Фарис, заседатель, сидевший по левую руку от Исмаила, не отличался добротой и не был замечен в благородных поступках. Богач, он немало грешил в молодые годы, но время сломило и его. Узнав, что новую мечеть будут строить без купола, ибо предусмотренный проектом великолепный купол возводить не на что, он предложил деньги, но с тем лишь условием, что мечети будет дано его имя. Выстроили мечеть с огромным куполом, но имя Фариса как-то к ней не прилепилось. Надежды старого греховодника не сбылись, аллах не принял его жертвы. Фарис смирился с этим, потому что быстро дряхлел и понемногу стал ко всему на свете равнодушен. Он вообще теперь чаще всего сонный, сядет — заснет. И на суде Фарис, как правило, дремал, а чтобы это не было слишком заметно, он, пробудившись ото сна, обязательно что-нибудь бурчал — то и дело невпопад.

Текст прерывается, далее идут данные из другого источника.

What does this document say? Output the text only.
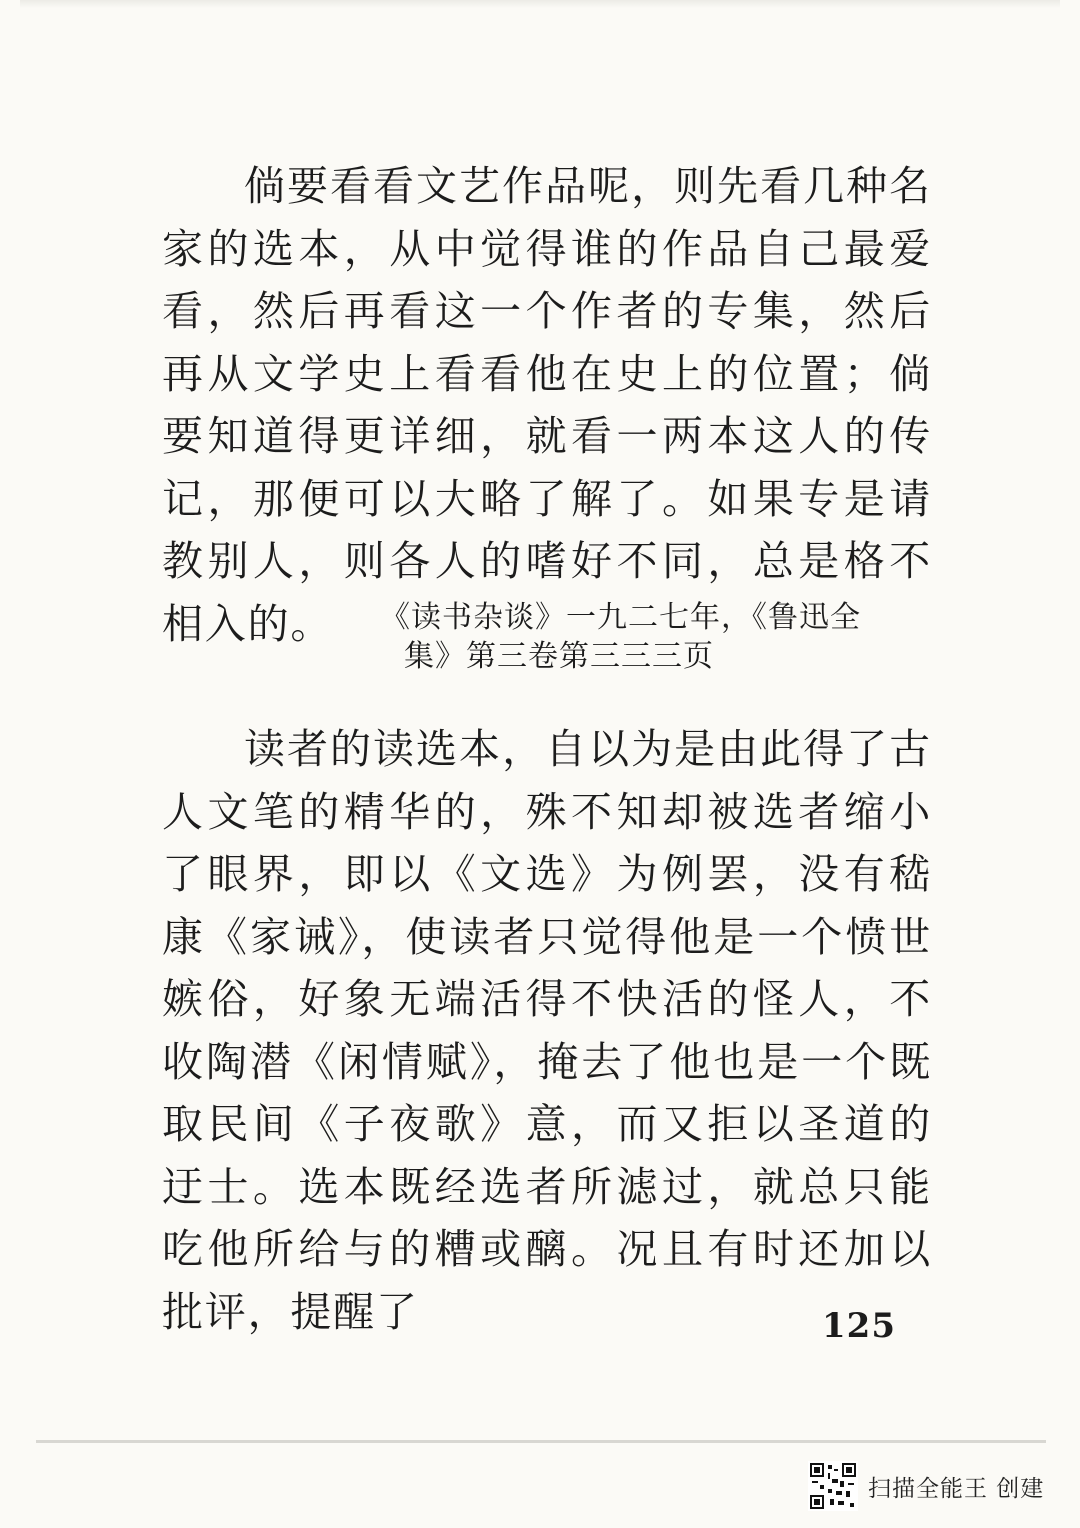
倘要看看文艺作品呢，则先看几种名家的选本，从中觉得谁的作品自己最爱看，然后再看这一个作者的专集，然后再从文学史上看看他在史上的位置；倘要知道得更详细，就看一两本这人的传记，那便可以大略了解了。如果专是请教别人，则各人的嗜好不同，总是格不相入的。	《读书杂谈》一九二七年，《鲁迅全
集》第三卷第三三三页

读者的读选本，自以为是由此得了古人文笔的精华的，殊不知却被选者缩小了眼界，即以《文选》为例罢，没有嵇康《家诫》，使读者只觉得他是一个愤世嫉俗，好象无端活得不快活的怪人，不收陶潜《闲情赋》，掩去了他也是一个既取民间《子夜歌》意，而又拒以圣道的迂士。选本既经选者所滤过，就总只能吃他所给与的糟或醨。况且有时还加以批评，提醒了	125
扫描全能王 创建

Теперь Фарис тоже с трудом разлепил веки: его потревожили всхлипывания какой-то женщины. Он пристально вгляделся в подсудимую, насупив седые брови, пошевелил бледными губами, зевнул и безразлично промямлил известную пословицу, лишь бы что-нибудь сказать:
— Дерзкая сноха делает вид, будто овцы боится.
Исмаил подхватил:
— Вот именно. Она, правда, не сноха, но по ночам шляется темными переулками без всякого страха. Так откуда же ты сюда явилась?
— Ниоткуда, — еле слышно произнесла Фарида.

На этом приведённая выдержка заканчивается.